I thought about going backwards for a long time but I really really don’t believe it’s the way forward (hoho). But it’s summer in London and sometimes I find it gets boring if I’m doing the whole wine is my boyfriend thing and not dating another string of awkward 20 somethings like myself… Because the sun makes everything better in my experience. I thought about Tinder (twats), about (what if I don’t actually want to DO anything?) and even recently, after my boss’s suggestion, (after the initial awkward shame that my boss thinks I need to join a dating site). But I just couldn’t bring myself to do it. No matter how difficult actual real life human interaction can be in this day and age, I was determined to find love, or even just lust, by my own accord, without the help of social media.

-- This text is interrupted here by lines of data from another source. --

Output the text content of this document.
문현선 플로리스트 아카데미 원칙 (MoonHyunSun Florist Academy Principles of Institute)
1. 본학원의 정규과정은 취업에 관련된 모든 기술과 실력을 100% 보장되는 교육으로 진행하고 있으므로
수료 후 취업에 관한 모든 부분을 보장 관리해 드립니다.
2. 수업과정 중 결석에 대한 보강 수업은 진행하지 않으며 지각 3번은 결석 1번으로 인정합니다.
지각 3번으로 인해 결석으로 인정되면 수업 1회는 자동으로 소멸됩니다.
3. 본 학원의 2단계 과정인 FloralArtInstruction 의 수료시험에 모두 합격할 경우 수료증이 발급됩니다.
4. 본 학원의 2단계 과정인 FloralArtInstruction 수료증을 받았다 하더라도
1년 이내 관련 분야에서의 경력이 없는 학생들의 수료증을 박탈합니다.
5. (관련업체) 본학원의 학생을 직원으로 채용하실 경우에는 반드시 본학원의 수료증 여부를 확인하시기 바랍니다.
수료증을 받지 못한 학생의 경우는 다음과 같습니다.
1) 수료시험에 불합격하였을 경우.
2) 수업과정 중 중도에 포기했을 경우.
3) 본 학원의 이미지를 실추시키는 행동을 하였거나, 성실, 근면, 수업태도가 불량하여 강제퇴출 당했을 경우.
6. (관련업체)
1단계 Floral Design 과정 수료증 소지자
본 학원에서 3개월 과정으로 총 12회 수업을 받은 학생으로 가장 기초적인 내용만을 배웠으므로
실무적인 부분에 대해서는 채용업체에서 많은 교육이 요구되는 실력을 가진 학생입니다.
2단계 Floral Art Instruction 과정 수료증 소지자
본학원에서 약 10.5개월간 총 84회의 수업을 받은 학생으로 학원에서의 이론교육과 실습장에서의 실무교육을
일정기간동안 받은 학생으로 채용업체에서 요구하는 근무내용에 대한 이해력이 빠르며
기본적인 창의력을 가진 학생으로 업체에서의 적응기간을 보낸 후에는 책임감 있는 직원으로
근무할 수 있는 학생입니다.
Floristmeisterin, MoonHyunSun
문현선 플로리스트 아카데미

However, I soon realised this business was a lot harder than first anticipated. And I stumbled upon the past again. So there I was, ready to go backwards. I scanned my little black book for an unsuspecting victim. Once I ruled out those who had broken my heart, and vice versa, those who are seriously unstable (but semi unstable was not ruled out), and anyone who had taken drugs in the past week. Well, I was left with a small pool of two. So I chose the one who worked closest to me because, well, that’s how you should make all of your dating decisions.

I always thought that going backwards is pretty dangerous territory because there’s usually a reason why they are in the past. Perhaps he was really really cool, but told a cryptic racist joke that one time. Or perhaps he had that weird fetish in bed and tried to poke it in your ear. Maybe he had a girlfriend (usually quite a big obstacle in your love story), or perhaps you just HATED HIS JACKET SO MUCH YOU COULDN’T BEAR TO GO ON A SECOND DATE (not that that has ever happened to me).

Anyway, the reason this one was in the past was that last time around he really thought that I wanted him to be my boyfriend and was SO against the idea (clearly I thought that choosing a guy who didn’t want me as a girlfriend the first time around was going to be a successful decision…) I mean the guy’s a catch but you know, so am I… Not that it’s a competition or anything, but nobody puts baby in the corner. You know the age-old saying, treat em mean keep em keen? I have always believed in, treat me keen, ok bye. So, when I realised that was the situation, that was the end of that … Fast forward three years and I find myself being told (reminded) that JEWISH BOYS JUST CAN’T MARRY NON-JEWISH GIRLS, SO THERE’S NO POINT TRYING. I mean, I love marriage talk as much as the next unstable twenty something but I did feel a slight twinge when I was told that my heritage was standing in the way of what was clearly turning out to be THE ROMANCE OF THE CENTURY.

I arrived to our (second) first date forty minutes late and about ten minutes before he was about to leave thinking he had been stood up. I would love to say it was because I was trying to test his intentions but it was really because I had had a nap, dreamt about Ryan Gosling and had totally overslept. I had to admit that when he turned round and now had slicked back Shoreditch/Essex boy hair and a pink shirt my heart quivered and I realized my “type” had taken a turn for the worse ever since that night in Shoreditch where I made eyes across the dance-floor with an Essex boy.  And then when I saw that he was reading the same Russian novel as me I did think in my head that we were meant to be and surely not being Jewish is just a small hurdle (by the way, it really isn’t). But if he’s reading this I promise I’m kidding… Maybe he had a point in the first place after all…

And that’s the problem with me going backwards. I forget that there’s always a reason it didn’t work the first time around. One, I am not Jewish. Two, I am still crazy. Play it cool? My self control won’t allow it.